Wednesday, September 14, 2011

Where the Events of the Book of Mormon Took Place – Part VI

Continuing with the article by Matthew Roper and John L. Sorenson, discussed in the last five posts, some of their points about the shape and size of the Land of Promise need further discussion and understanding. In their article, speaking of the Land Northward, they wrote:

“The groups occupying most of this territory at times reached a civilized level of development and at one point constituted a population of more than two million.”

First of all, it would seem “two million” is only a fraction of the numbers of Jaredites that lived in the Land Northward. His “constituted a population of more than two million” is simply far smaller than the scriptural record tells us.

The problem is, since the area of Mesoamerica Sorenson uses as his Land of Promise is quite small, only a few hundred miles in each direction, he has to limit the numbers of Jaredites who lived there. However, the record tells us another story.

“And it came to pass when Coriantumr had recovered of his wounds, he began to remember the words which Ether had spoken unto him. He saw that there had been slain by the sword already nearly two millions of his people, and he began to sorrow in his heart; yea, there had been slain two millions of mighty men, and also their wives and their children” (Ether 15:1-2).

Two million mighty men of his army had been killed. More or less, there would have been an equal number of wives—which makes the number close to 4 million. And if only two children per couple that is another 4 million, or a total of about 8 million Jaredites had been killed at this point in the war just in Coriantumr’s army and among his people. And that does not include the number of Shiz’ army and people. In fact, his numbers must have been quite similar because he saw that “the loss of men, women and children on both sides was so great that Shiz commanded his people that they should not pursue the armies of Coriantumr; wherefore, they returned to their camp” (Ether 14:31).

Therefore, at this point in the war, those killed on both sides could have exceeded a conservative number of 16 million people. If there were three or four children per family, the numbers could have been 20 to 25 million, and so on to a much higher number of dead if much larger numbers were involved. But that is not all. After exchanging letters to end the war (Ether 15:3-5), no truce could be agreed upon, and the war continued with more fighting and dead (Ether 15:6-7). This followed with a day’s break and then “an exceeding sore battle” took place (Ether 15:9).

After this, both sides “did gather together all the people upon all the face of the land, who had not been slain, save it was Ether” (Ether 15:12), which took four years “that they might receive all the strength which it was possible that they could receive” (Ether 15:14), with “every one to the army which he would, with their wives and their children -- both men women and children being armed with weapons of war, having shields, and breastplates, and head-plates, and being clothed after the manner of war” (Ether 15:15).

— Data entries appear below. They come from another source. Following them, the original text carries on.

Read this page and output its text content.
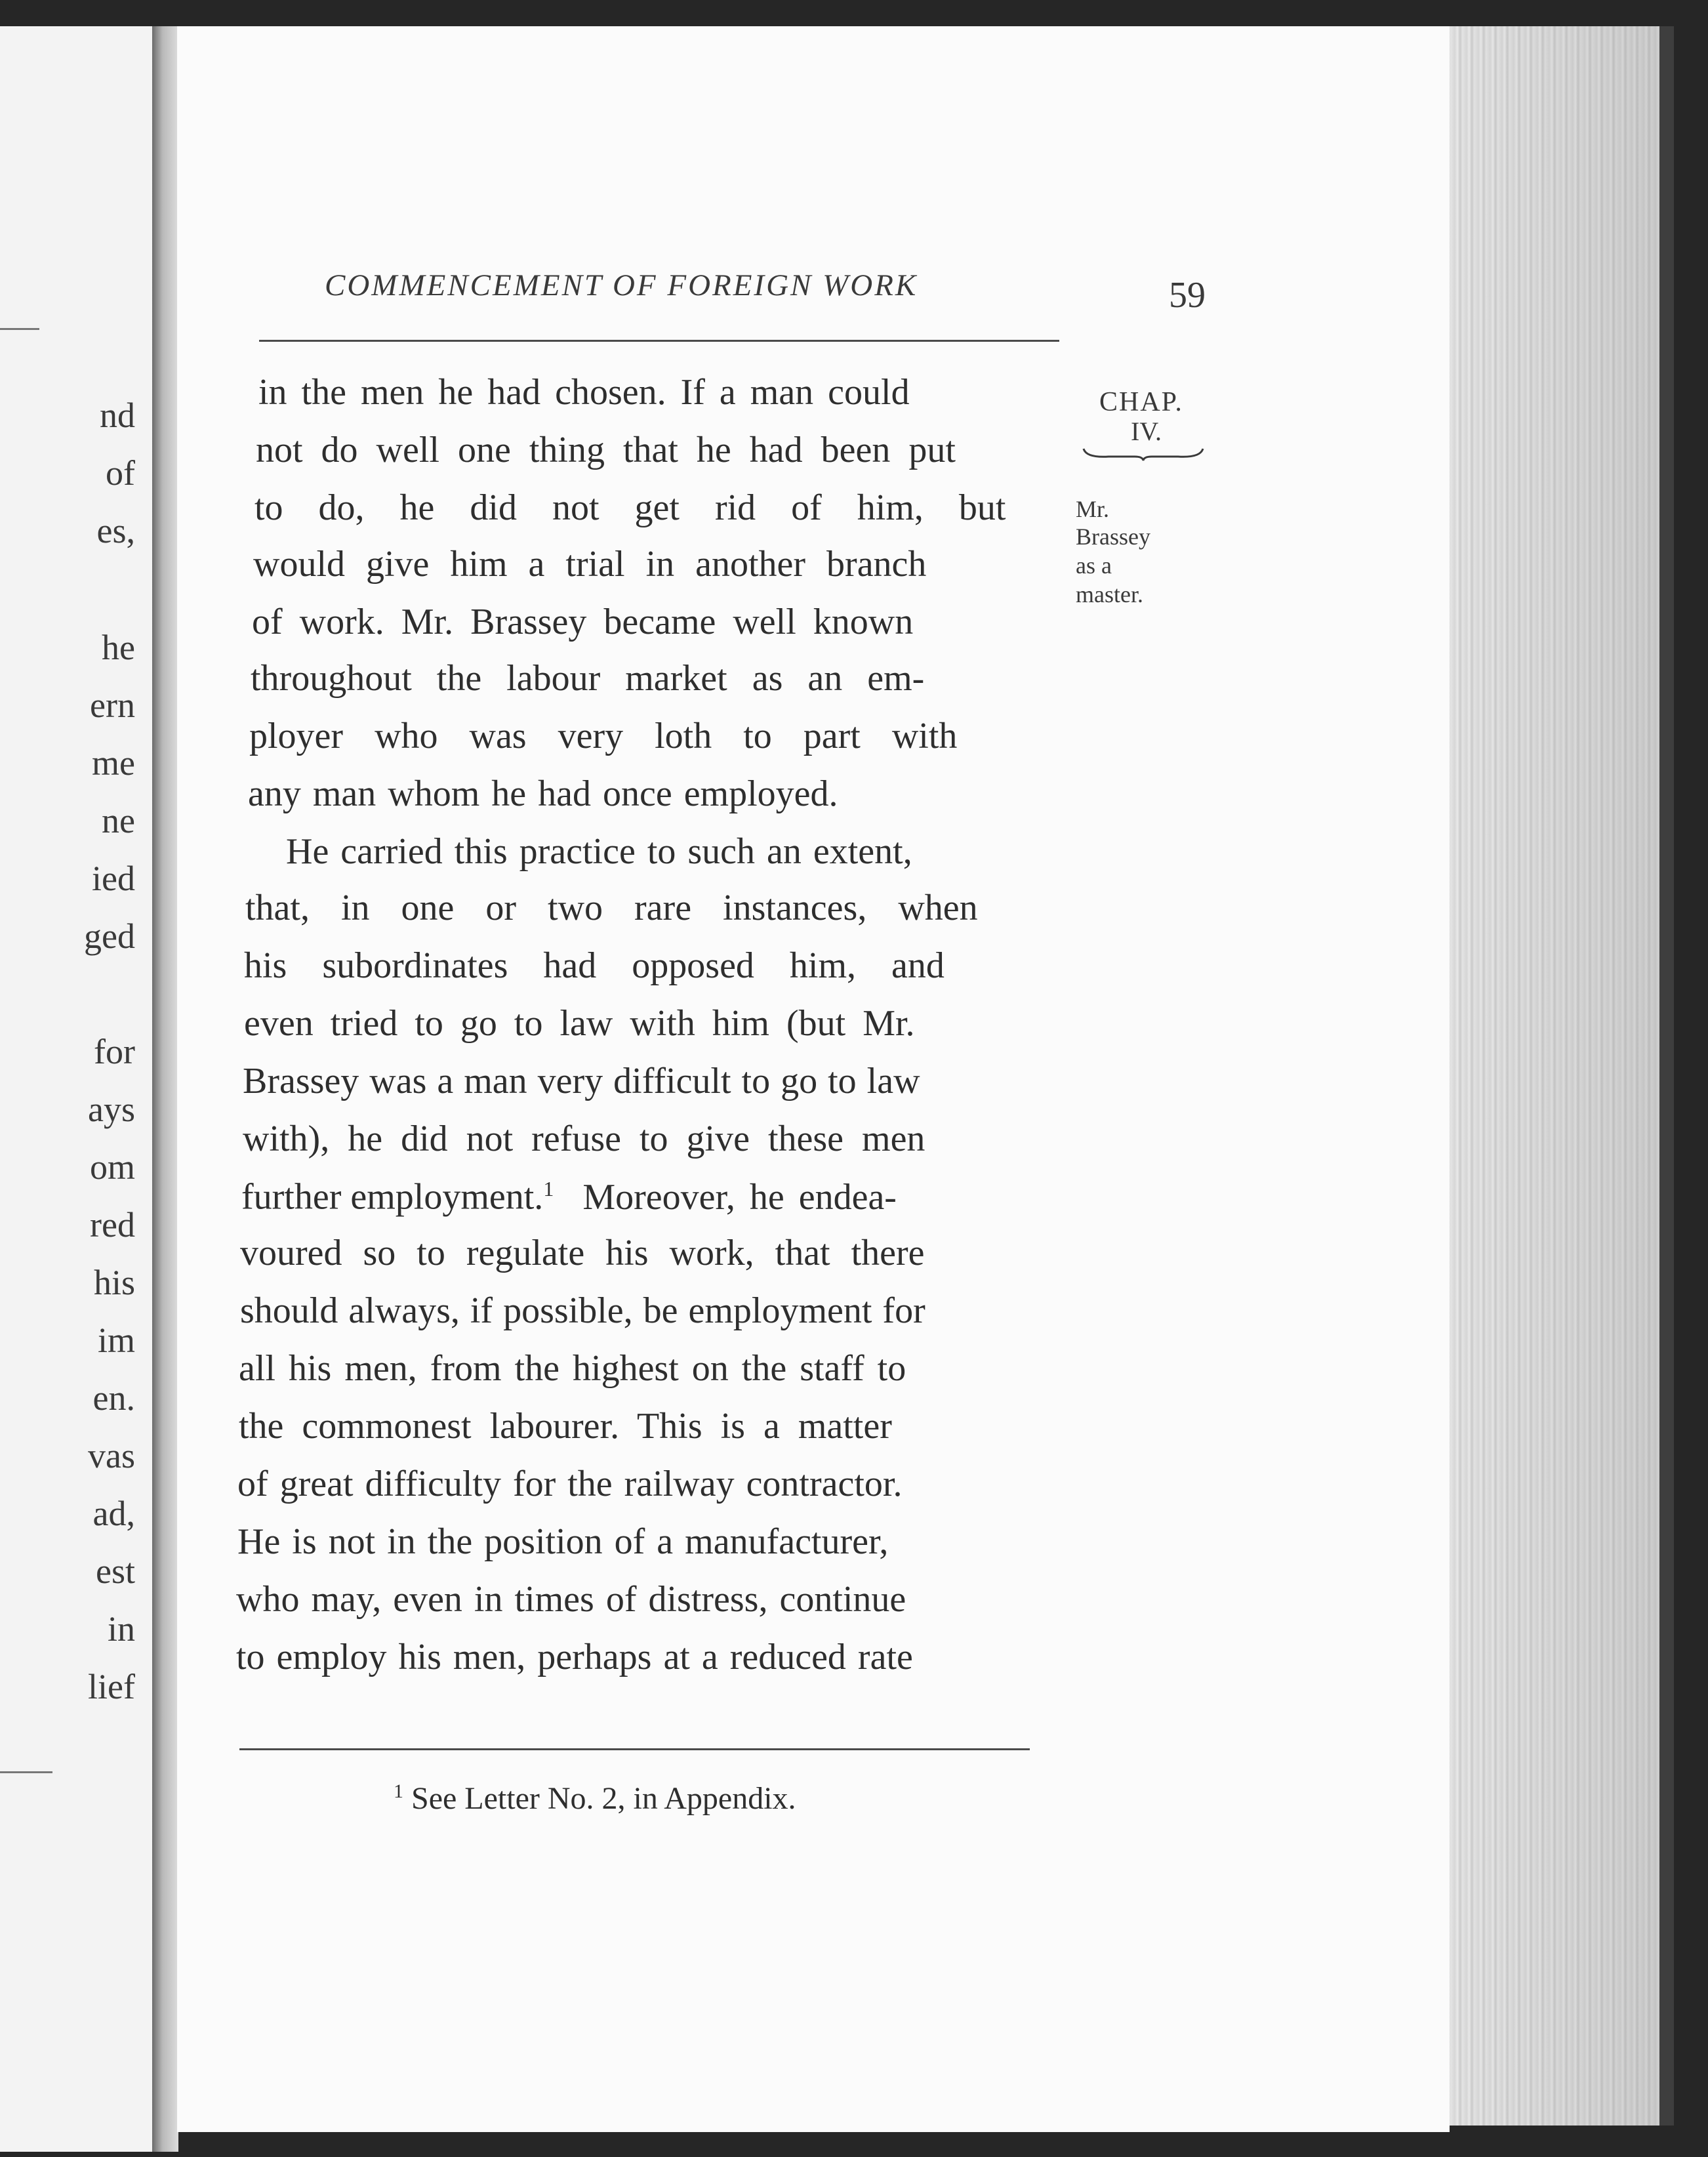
nd
of
es,
he
ern
me
ne
ied
ged
for
ays
om
red
his
im
en.
vas
ad,
est
in
lief
COMMENCEMENT OF FOREIGN WORK	59
CHAP.
IV.
Mr.
Brassey
as a
master.
in the men he had chosen. If a man could
not do well one thing that he had been put
to do, he did not get rid of him, but
would give him a trial in another branch
of work. Mr. Brassey became well known
throughout the labour market as an em-
ployer who was very loth to part with
any man whom he had once employed.
He carried this practice to such an extent,
that, in one or two rare instances, when
his subordinates had opposed him, and
even tried to go to law with him (but Mr.
Brassey was a man very difficult to go to law
with), he did not refuse to give these men
further employment.$^1$ Moreover, he endea-
voured so to regulate his work, that there
should always, if possible, be employment for
all his men, from the highest on the staff to
the commonest labourer. This is a matter
of great difficulty for the railway contractor.
He is not in the position of a manufacturer,
who may, even in times of distress, continue
to employ his men, perhaps at a reduced rate
$^1$ See Letter No. 2, in Appendix.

We have no idea how many Jaredites were in the two armies at this point, but it must have been a significant number, having spent four years gathering all the remaining people “upon the face of the land” (Ether 15:14). After four full days of battle with the sword, there were but ”fifty and two of the people of Coriantumr, and sixty and nine of the people of Shiz” (Ether 15:23). After three more days of fighting, there were only the two leaders left (Ether 15:29).

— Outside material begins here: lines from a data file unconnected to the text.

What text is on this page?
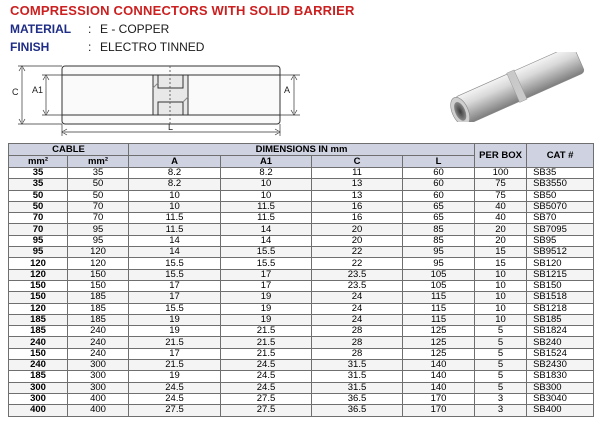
COMPRESSION CONNECTORS WITH SOLID BARRIER
MATERIAL : E - COPPER
FINISH	: ELECTRO TINNED
C A1	A
L
CABLE		DIMENSIONS IN mm				PER BOX	CAT #
mm²	mm²	A	A1	C	L		
35	35	8.2	8.2	11	60	100	SB35
35	50	8.2	10	13	60	75	SB3550
50	50	10	10	13	60	75	SB50
50	70	10	11.5	16	65	40	SB5070
70	70	11.5	11.5	16	65	40	SB70
70	95	11.5	14	20	85	20	SB7095
95	95	14	14	20	85	20	SB95
95	120	14	15.5	22	95	15	SB9512
120	120	15.5	15.5	22	95	15	SB120
120	150	15.5	17	23.5	105	10	SB1215
150	150	17	17	23.5	105	10	SB150
150	185	17	19	24	115	10	SB1518
120	185	15.5	19	24	115	10	SB1218
185	185	19	19	24	115	10	SB185
185	240	19	21.5	28	125	5	SB1824
240	240	21.5	21.5	28	125	5	SB240
150	240	17	21.5	28	125	5	SB1524
240	300	21.5	24.5	31.5	140	5	SB2430
185	300	19	24.5	31.5	140	5	SB1830
300	300	24.5	24.5	31.5	140	5	SB300
300	400	24.5	27.5	36.5	170	3	SB3040
400	400	27.5	27.5	36.5	170	3	SB400
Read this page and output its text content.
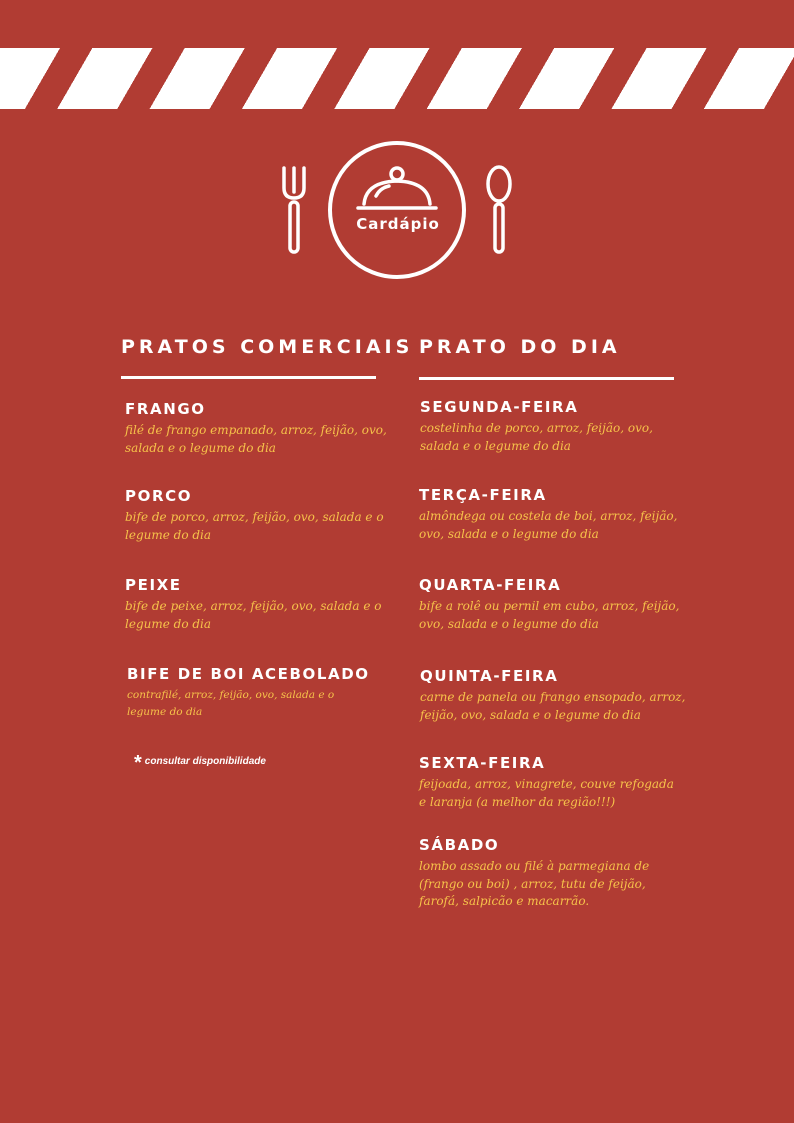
Cardápio
PRATOS COMERCIAIS

FRANGO

filé de frango empanado, arroz, feijão, ovo, salada e o legume do dia

PORCO

bife de porco, arroz, feijão, ovo, salada e o legume do dia

PEIXE

bife de peixe, arroz, feijão, ovo, salada e o legume do dia

BIFE DE BOI ACEBOLADO

contrafilé, arroz, feijão, ovo, salada e o legume do dia

* consultar disponibilidade
PRATO DO DIA

SEGUNDA-FEIRA

costelinha de porco, arroz, feijão, ovo, salada e o legume do dia

TERÇA-FEIRA

almôndega ou costela de boi, arroz, feijão, ovo, salada e o legume do dia

QUARTA-FEIRA

bife a rolê ou pernil em cubo, arroz, feijão, ovo, salada e o legume do dia

QUINTA-FEIRA

carne de panela ou frango ensopado, arroz, feijão, ovo, salada e o legume do dia

SEXTA-FEIRA

feijoada, arroz, vinagrete, couve refogada e laranja (a melhor da região!!!)

SÁBADO

lombo assado ou filé à parmegiana de (frango ou boi) , arroz, tutu de feijão, farofá, salpicão e macarrão.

That is, there were seven full days of battle, from sun up to sun down, with breaks only during the night. How many were killed? In just one day of fighting, the Nephites lost 230,000 in their final battle with the Lamanites (Mormon 6:7-15). How many Lamanites were killed in that battle is not recorded—but reason alone suggests that the numbers must have been a total of 300,000 to 350,000 killed in one day of battle on both sides. If we applied that figure to the final battle of the Jaredites, we could add as much as another two million dead.

The point is, there were tens of millions of Jaredites killed in the final battles in the Land Northward. So many, in fact, that the land “was covered with bones of men” (Mosiah 8:8). And this does not include the numerous Jaredites who had lived and died over the previous 1500 years of their existence in the Land of Promise before the events recorded by Ether.

Thus, it must be concluded that the Land Northward was large enough to have handled upwards of 15 to 25 million people at one time in the last few years of their society.